In our shule there is a guy who has a few disadvantages in life and he is not the best looking of guys nor is he particularly socially adept but he is still a very worthwhile human being. The Rabbi who was giving this shiur or lesson in our shule, asked a question of the audience and received a very astute answer from this man. He listened with great kavod or honour to what this man had to say. I was so struck with the respect that this Rav paid this man and it was sad to reflect back on how some of the students at Narrandera High School were treated by some of the teachers there, who I must say, were not a majority of the teachers even in NSW, because they simply treated the students with contempt that was quite shocking. Apparently the present principal is so much better and the school has turned around. It would want to do so.
It does not matter who a child is, what his parents do or don't do, how much money they have or don't have - that child deserves a chance of a proper education and to be respected and to respect in turn. I do not believe in special schools as I believe they start a process of alienation in society that allows the mainstream to foster selfishness and self interest as a way of life.

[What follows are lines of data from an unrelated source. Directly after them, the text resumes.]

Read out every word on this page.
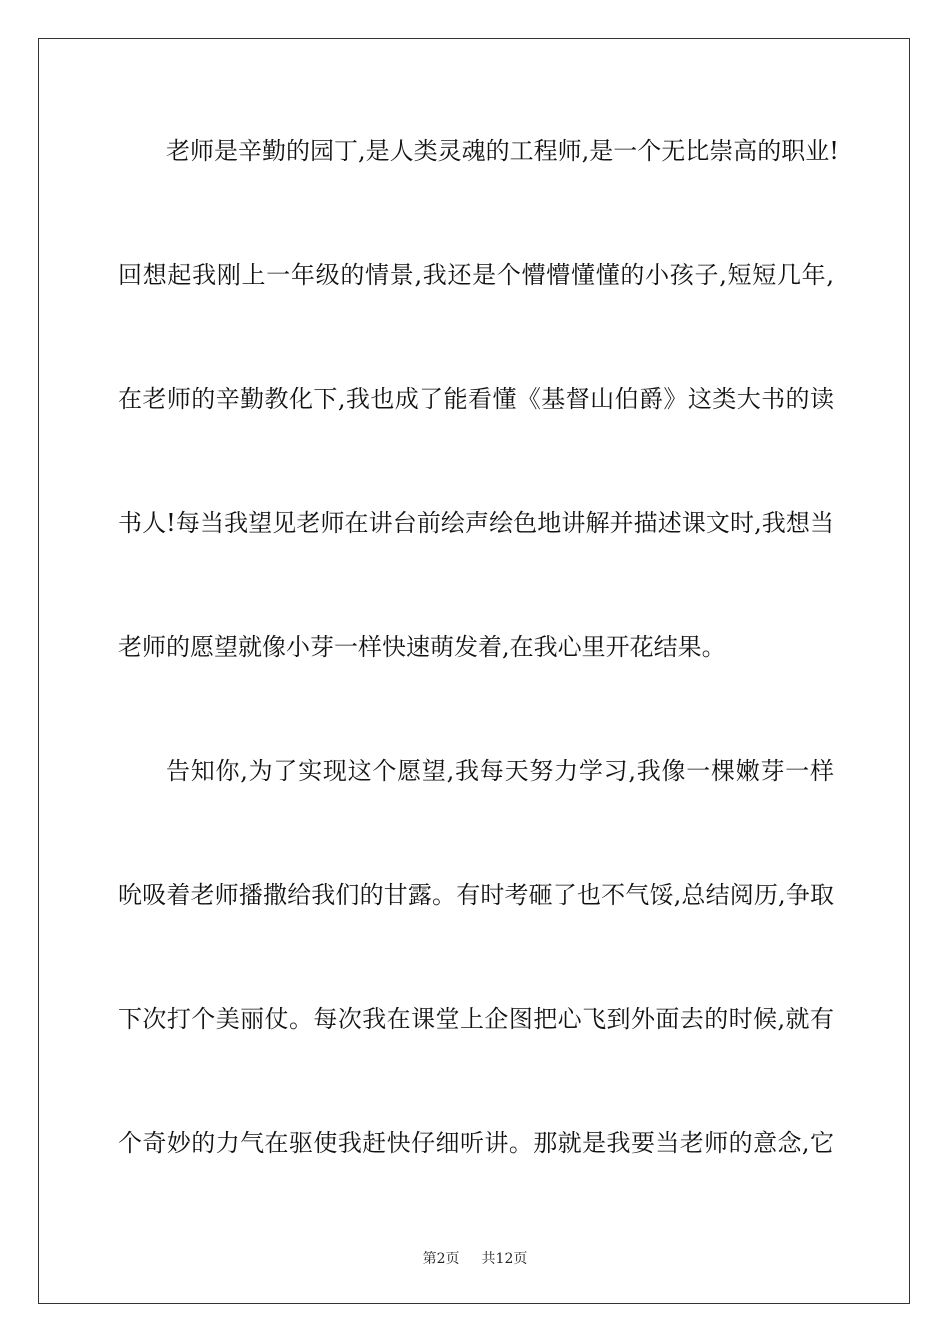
老师是辛勤的园丁,是人类灵魂的工程师,是一个无比崇高的职业!
回想起我刚上一年级的情景,我还是个懵懵懂懂的小孩子,短短几年,
在老师的辛勤教化下,我也成了能看懂《基督山伯爵》这类大书的读
书人!每当我望见老师在讲台前绘声绘色地讲解并描述课文时,我想当
老师的愿望就像小芽一样快速萌发着,在我心里开花结果。
告知你,为了实现这个愿望,我每天努力学习,我像一棵嫩芽一样
吮吸着老师播撒给我们的甘露。有时考砸了也不气馁,总结阅历,争取
下次打个美丽仗。每次我在课堂上企图把心飞到外面去的时候,就有
个奇妙的力气在驱使我赶快仔细听讲。那就是我要当老师的意念,它
第2页 共12页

For me, every school is a special school and every student in a school is a special student. Education is a very serious thing. It is more than learning to read and write. It is about understanding who you are and what you want to be in life. By sending a child to a 'special school' we are saying to the child and society at large, you are 'disabled' and you cannot be 'up there with us'. You are somehow incapable of doing anything too much. We do not respect you and we believe that you cannot do anything. We believe you are somehow crippled and unable to do what most normal kids can do.
If you have low expectations of someone, they will fulfil them invariably. Shocking as it seems, children and people reflect what you believe in them. Think about it and have a shavoua Tov - a good week.